Böylece Şimon, Ruh’un yönlendirmesiyle tapınağa geldi. Küçük İsa’nın annesi babası, Kutsal Yasa’nın ilgili kuralını yerine getirmek üzere O’nu içeri getirdiklerinde, Şimon O’nu kucağına aldı. Luka 2:27-28a
Tıpkı Şimon gibi bebek İsa’yı kollarınızda tutmanın ne kadar garip olacağını hiç düşündünüz mü? O küçük, kundaklanmış bebeği sallarken aslında bir gün tüm insanlığı yargılayacak olan göğün ve yerin Yaratıcısı’nı elinizde tutuyorsunuz. Sizi, çivi izli elleriyle tutacak olanı tutmak yani. Bu, ne kadar garip?
Beden alarak dünyaya gelmenin ilginç yanı da budur.
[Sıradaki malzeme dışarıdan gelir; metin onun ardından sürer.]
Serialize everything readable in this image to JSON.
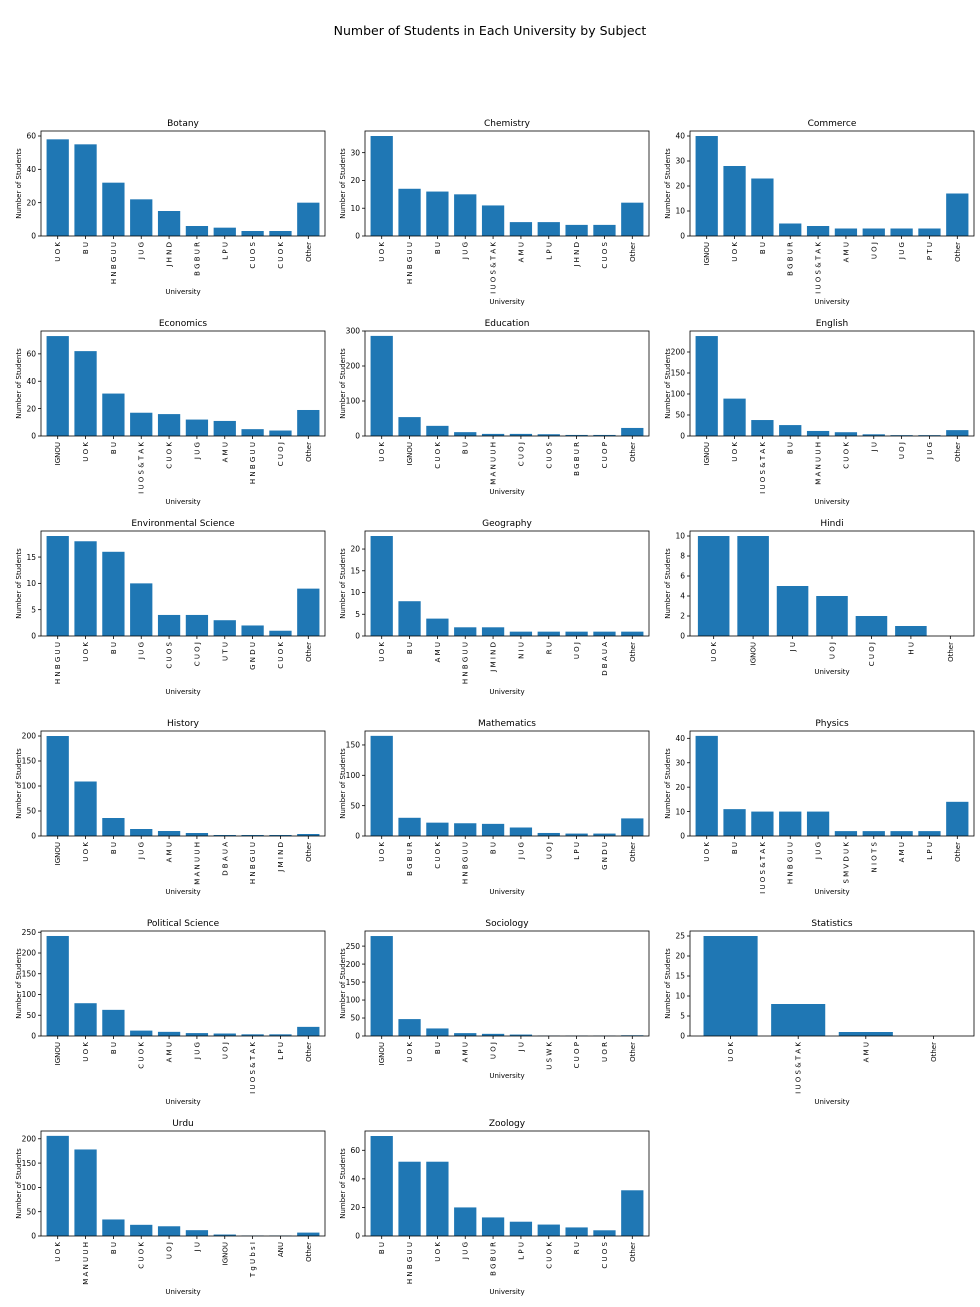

Tanrı dünyaya, çaresiz, küçük bir bebek olarak geldi; böylece kötülüğün gücüne yakalanan herkese yardım etmek için hazırlanabilirdi. İsa’nın, kendisini besleyebilmesi için bir anneye ihtiyacı vardı çünkü bir gün bizi besleyen yaşam ekmeği olacaktı. Bir gün hepimiz O’nun huzurunda temiz ve kutsal olan doğruluk gömleğini giyelim ve yanında sonsuza dek huzur bulalım diye ailesi O’na gözleri gibi bakmıştı.
Şimdi de O’na iman ettiğiniz için İsa sizi, O’nu tanımayan bir dünyada yaşayıp hizmette bulunduğunuz süre boyunca hayatınızın her gününde kendisini taşımaya davet ediyor. Bir imanlı olarak aynı zamanda Mesih taşıyıcısınız; İsa Mesih içinizde yaşıyor. Sizi asla yalnız bırakmıyor. Siz de O’nu, müjdeyi başkalarıyla paylaşarak dünyaya taşırsınız. Bir Hristiyan’ın nasıl olması gerektiğini gerek sözlerinizle gerek davranışlarınzla gösterirken taşırsınız Mesih’i. O da sizi zor zamanlarınızda, tehlikedeyken, ayartılırken, ölüm zamanınız gelirken kendisiyle birlikte cennete taşıyacaktır.
GÜNÜN DUASI: Rab’bim Mesih İsa, yüreğimde yaşadığın için sana şükürler olsun. Bana yardım etk ki, senin Müjde’ni başkalarına duyurayım. Amin.